Лицо Паоло Герца бывает порою спокойным и почти неподвижным; но в этой неподвижности нет ни безжизненности, ни того исчезновения выражения, от которого черты кажутся мёртвыми. Скорее это покой лица, исполненный достоинства и ясно выражающий тишину и раздумье души; благородное, задумчивое спокойствие, более всего идущее его мужественной красоте и тем сильнее привлекающее к нему любовь женщин и дружбу мужчин. Быть может, сам он о том и не подозревает, но в такие минуты покоя лица вновь пробуждается в нём древнее, родовое германское сознание, сложенное из духовных умозрений, из чистых и поэтических созерцаний. В такие минуты Паоло Герц красив: женщины часто заставляли его молчать и думать, когда он был рядом с ними.
Более всего они не хотят видеть, как он страдает. Хуже всего он выглядит в те дни, когда от самолюбивого упрямства, которого он не сумел побороть, от неудовлетворённой прихоти, от нежданного разочарования, от незаслуженной боли всё его лицо распадается, словно человек уже подошёл к порогу смерти. Он не в силах страдать; он не умеет страдать: когда он страдает, он некрасив, неприятен, иногда ненавистен. Смуглое лицо, ставшее землистым, глаза, точно подёрнутые мутной пеленой, морщины, сразу множащиеся вокруг глаз, впалые щёки, от которых нос кажется крупным, складки у рта — всё это являет совсем другого Паоло Герца: без душевной энергии, без телесной силы, беспомощного перед болью, подавленного страданием и не вызывающего никакого сострадания. Впрочем, надо сказать: из мужчин немногие видели, как он страдает, а из женщин — одна-единственная. Обычно, когда он несчастлив и не в силах вынести своего несчастья, он убегает и прячется неизвестно где.
Паоло Герц свободен.
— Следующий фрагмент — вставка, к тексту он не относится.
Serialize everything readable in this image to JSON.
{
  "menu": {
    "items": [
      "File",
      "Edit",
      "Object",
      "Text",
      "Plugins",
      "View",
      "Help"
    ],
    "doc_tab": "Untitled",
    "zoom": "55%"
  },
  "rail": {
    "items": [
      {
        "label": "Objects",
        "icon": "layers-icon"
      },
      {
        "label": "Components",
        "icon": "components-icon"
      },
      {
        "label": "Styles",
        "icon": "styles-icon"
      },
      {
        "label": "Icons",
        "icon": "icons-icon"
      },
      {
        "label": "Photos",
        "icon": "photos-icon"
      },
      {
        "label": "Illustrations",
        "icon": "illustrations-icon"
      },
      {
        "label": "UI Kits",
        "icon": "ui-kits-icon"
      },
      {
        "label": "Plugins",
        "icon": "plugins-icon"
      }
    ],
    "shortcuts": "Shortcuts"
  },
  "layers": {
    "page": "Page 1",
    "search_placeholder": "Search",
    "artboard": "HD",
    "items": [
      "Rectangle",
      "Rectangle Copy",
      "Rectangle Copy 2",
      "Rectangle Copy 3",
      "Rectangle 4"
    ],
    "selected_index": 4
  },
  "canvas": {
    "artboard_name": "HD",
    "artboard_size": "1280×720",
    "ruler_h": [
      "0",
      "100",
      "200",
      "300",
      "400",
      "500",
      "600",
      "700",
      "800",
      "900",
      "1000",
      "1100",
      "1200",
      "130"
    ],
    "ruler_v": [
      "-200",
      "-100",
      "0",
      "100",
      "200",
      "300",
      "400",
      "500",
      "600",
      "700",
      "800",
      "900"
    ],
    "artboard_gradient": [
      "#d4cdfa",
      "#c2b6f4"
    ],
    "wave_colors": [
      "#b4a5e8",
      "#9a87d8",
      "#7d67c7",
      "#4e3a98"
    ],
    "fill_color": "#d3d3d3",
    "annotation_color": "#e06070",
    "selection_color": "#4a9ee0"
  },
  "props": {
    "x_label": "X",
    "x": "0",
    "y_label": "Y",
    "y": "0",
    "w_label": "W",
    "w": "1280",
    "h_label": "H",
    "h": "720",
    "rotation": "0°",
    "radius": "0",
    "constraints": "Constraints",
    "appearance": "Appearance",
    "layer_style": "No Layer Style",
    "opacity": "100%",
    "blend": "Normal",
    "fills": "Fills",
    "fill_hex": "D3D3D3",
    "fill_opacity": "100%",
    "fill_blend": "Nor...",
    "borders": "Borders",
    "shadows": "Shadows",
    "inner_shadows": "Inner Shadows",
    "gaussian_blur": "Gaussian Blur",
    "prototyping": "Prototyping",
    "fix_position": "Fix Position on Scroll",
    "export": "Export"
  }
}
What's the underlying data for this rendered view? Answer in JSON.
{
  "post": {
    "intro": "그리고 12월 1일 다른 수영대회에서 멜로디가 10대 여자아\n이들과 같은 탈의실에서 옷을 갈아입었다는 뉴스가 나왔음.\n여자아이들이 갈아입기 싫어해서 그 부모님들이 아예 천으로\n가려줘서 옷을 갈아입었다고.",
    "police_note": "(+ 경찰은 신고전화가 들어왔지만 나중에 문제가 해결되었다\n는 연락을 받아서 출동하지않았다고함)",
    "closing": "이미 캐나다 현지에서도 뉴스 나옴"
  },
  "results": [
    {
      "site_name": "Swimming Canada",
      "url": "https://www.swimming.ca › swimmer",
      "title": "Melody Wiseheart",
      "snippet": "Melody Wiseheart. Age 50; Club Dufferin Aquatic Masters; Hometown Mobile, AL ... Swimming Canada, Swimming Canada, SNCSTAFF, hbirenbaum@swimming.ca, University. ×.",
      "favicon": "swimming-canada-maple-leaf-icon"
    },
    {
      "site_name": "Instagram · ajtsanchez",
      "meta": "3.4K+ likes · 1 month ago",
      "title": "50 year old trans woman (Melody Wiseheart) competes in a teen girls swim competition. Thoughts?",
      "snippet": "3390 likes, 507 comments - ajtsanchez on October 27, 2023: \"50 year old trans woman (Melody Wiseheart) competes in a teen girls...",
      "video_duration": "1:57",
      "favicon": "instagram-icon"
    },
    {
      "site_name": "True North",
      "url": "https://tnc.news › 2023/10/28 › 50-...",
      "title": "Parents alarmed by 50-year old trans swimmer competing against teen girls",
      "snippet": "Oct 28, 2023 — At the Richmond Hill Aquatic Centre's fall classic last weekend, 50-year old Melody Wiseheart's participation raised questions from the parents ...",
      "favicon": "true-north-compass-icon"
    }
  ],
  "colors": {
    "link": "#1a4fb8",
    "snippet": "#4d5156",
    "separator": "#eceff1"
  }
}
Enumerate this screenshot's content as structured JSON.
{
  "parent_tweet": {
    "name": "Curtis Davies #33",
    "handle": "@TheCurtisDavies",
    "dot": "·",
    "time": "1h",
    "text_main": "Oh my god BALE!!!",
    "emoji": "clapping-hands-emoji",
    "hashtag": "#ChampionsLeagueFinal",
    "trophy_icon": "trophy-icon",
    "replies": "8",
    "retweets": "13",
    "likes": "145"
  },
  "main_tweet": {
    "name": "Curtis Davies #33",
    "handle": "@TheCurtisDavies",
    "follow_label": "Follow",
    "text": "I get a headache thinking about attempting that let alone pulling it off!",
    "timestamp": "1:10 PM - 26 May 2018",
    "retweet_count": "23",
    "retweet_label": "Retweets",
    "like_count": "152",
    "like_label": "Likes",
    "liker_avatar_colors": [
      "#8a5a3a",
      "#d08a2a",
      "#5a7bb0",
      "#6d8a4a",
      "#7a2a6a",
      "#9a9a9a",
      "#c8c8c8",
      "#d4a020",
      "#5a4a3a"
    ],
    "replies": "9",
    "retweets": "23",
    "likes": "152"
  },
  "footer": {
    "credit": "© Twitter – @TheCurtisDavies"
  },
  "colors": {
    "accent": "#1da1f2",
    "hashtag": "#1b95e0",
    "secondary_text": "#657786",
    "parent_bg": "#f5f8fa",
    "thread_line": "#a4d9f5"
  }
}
Мать он потерял ещё совсем юным — шестнадцатилетним сиротой. Девять лет спустя, когда Паоло было двадцать пять, умер отец. И вот уже одиннадцать лет он одинок в жизни: дальние родственники у него есть, но он почти их не знает и никогда не видит; есть несколько добрых друзей, однако ни с одним его не связывает дружба глубокая и безраздельная. Мать он любил больше, чем отца, хотя оба любили его безмерно, как единственного сына. Смерть матери, ушедшей совсем молодой и красивой, поразила юность Паоло безумной болью: то были долгие нервные приступы и страшные промежутки оцепенения, когда казалось, что терпят крушение его здоровье и, быть может, рассудок. Отцу пришлось увезти его в долгое, двухлетнее путешествие по самым отдалённым странам; но у сына, когда бурный приступ страдания улёгся, осталась безутешная печаль, тоска по той надёжной материнской груди, к которой он так любил прислонять голову. У Паоло Герца от его обожания матери остались неодолимое влечение ко всякой женской мягкости, почти болезненная потребность в нежности, желание мягких и невинных ласк, необходимость склонять голову на женскую грудь и слышать, как под его ухом чуть слышно бьётся сердце. И всё же Паоло Герц, вопреки тому, чего от него ждали, не женился. Только однажды, втайне, ему пришла мысль взять в жёны одну умную и сердечную девушку; но когда пришла пора объясниться, он заколебался: ему стало жаль свободы, столь приятной молодому человеку; потом жизнь увела его в другую сторону. Та, которую его душа втайне избрала, смутно предчувствовала, что выбор может пасть на неё; долго и напрасно ждала явного знака, но в конце концов устала ждать и отдала своё сердце и свою жизнь другому. Паоло Герц знает, что навсегда потерял возможность честного счастья; но сожаление его не остро, не велико и не постоянно. Зато свобода, которой у него вдоволь, — одна из главных радостей его существования; и он не допускает ошибки против вкуса: никогда не жалуется на часы одиночества, никогда по-мещански не вздыхает о сладостях семейной жизни. Быть может, даже в самом безупречном браке, с той, которую он больше всего мечтал сделать своей, он всегда страшился какой-то таинственной опасности.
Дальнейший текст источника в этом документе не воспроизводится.